Slim Virgin wrote:
We're going to have more than a major hole in our coverage if we lose a lawsuit.
Why? Aside from requiring us to take down whatever libelous misinformation we lost the case over (which we would want to do _anyway_), what limitation would it put on Wikipedia's coverage?
The ideal thing would be to come up with a working definition of "borderline notable" and to give those people the right to have their bios deleted on request. But this being Wikpedia, we'll never agree on a definition.
Largely because IMO such a thing is impossible to define in anything like an objective manner.
Another good idea is not to allow living bios on people who have not already had a bio published by a reliable source. That would massively reduce our coverage, but it would solve almost all of our problems.
It would leave at least one really massive problem though; we'd lack coverage of everyone who doesn't already have a bio published by a reliable source (for whatever value of "reliable source" gets settled on).
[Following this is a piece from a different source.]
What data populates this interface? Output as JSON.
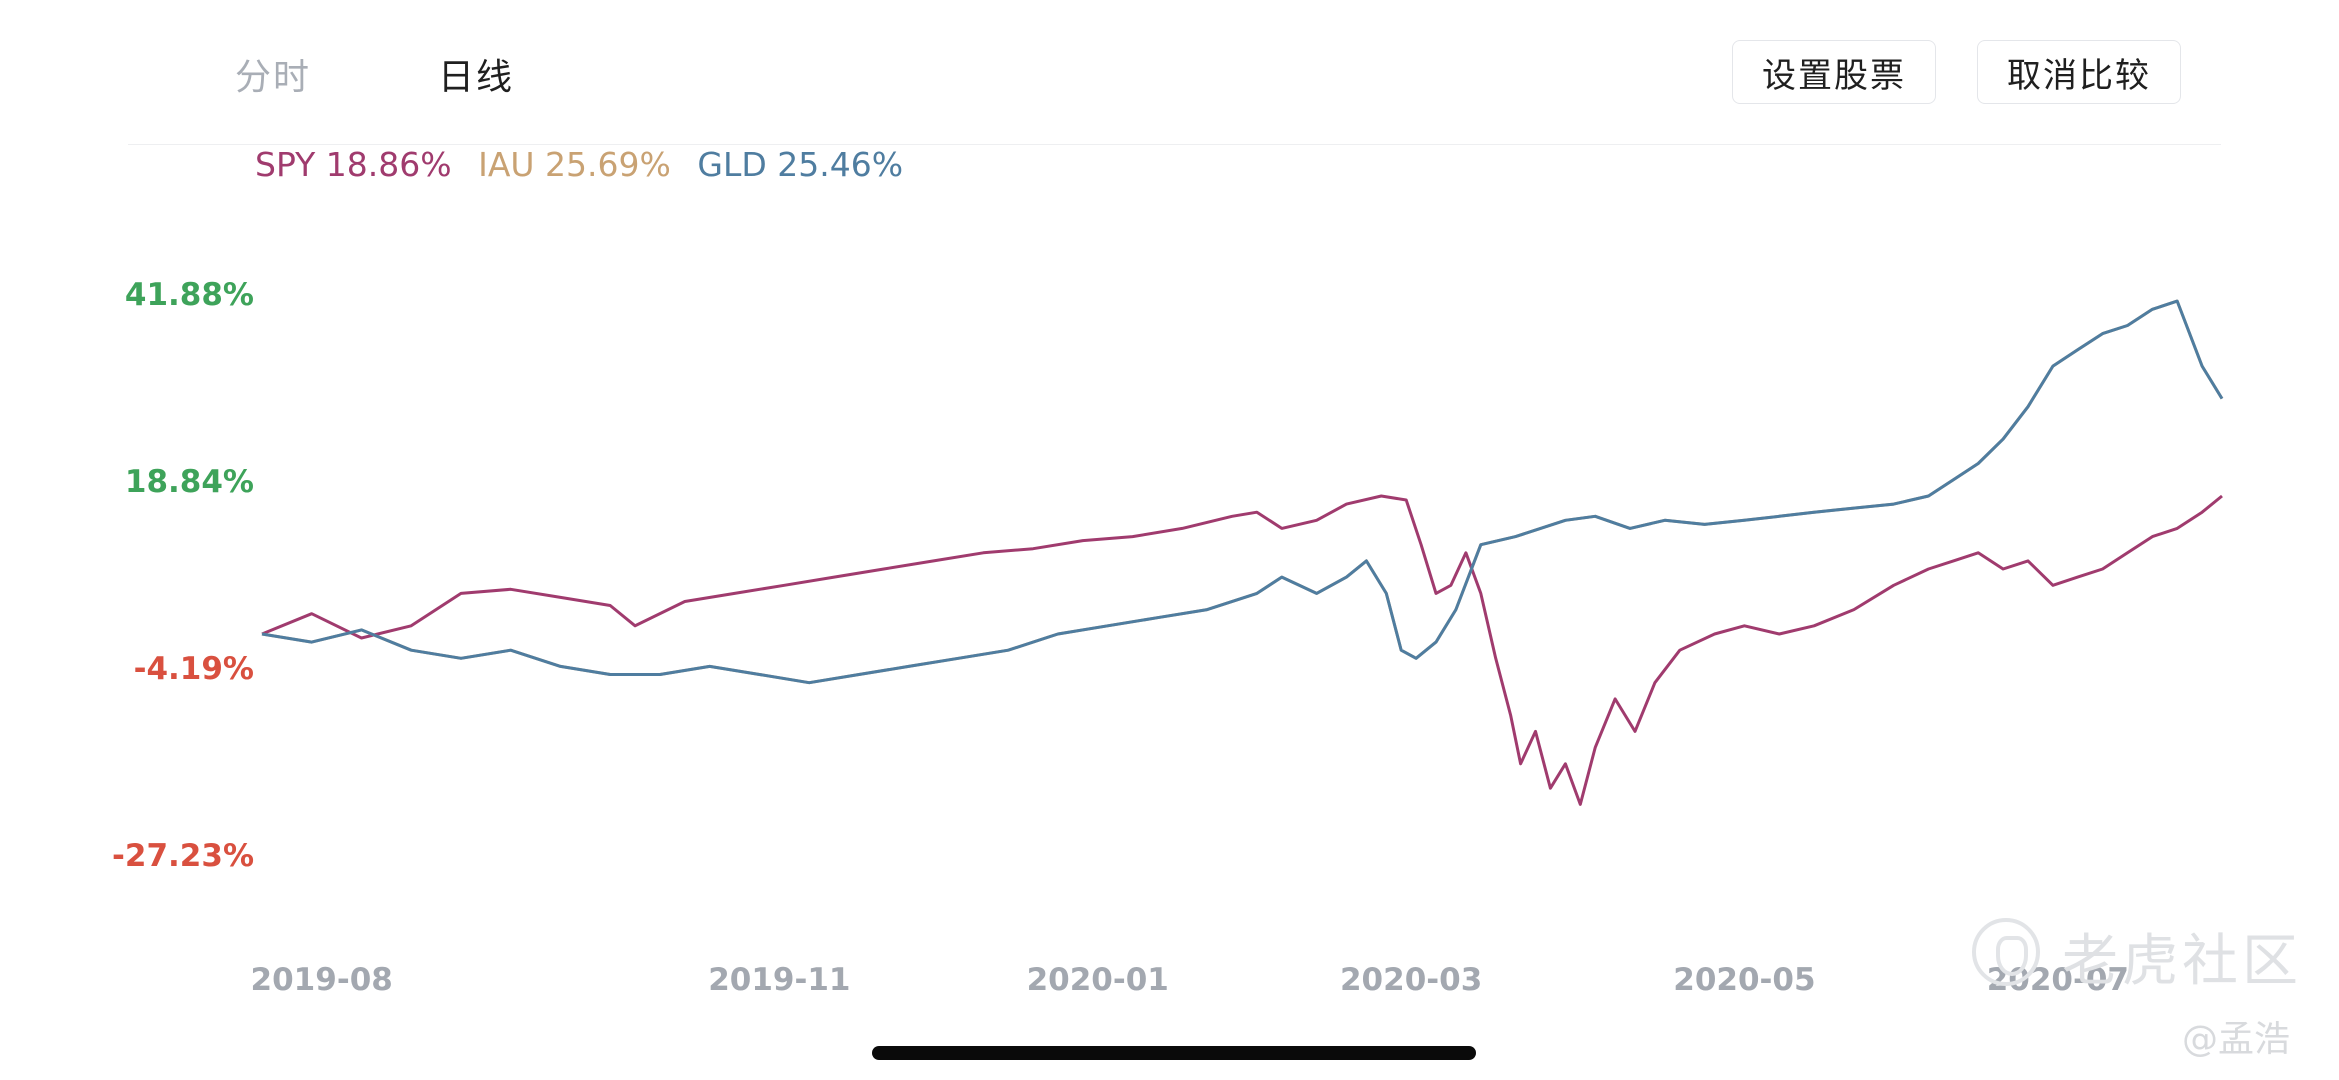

For a resource that's claiming to be a general encyclopedia this would be a _massive_ omission.
The worst option is to continue as we are, where a huge number of living bios are either vanity articles or attack pages.
If that's the worst option you can think of you're suffering from a drastic lack of imagination. We could get rid of BLP entirely, for example, and start encouraging original research into geneology. :) Also, I'd like to know how you know that there's a "huge number" of vanity articles and attack pages on Wikipedia. We already have a lot of policies and a lot of editors working against those things, most of the problems I've seen slip through the cracks have been pretty trivial cases (like this one).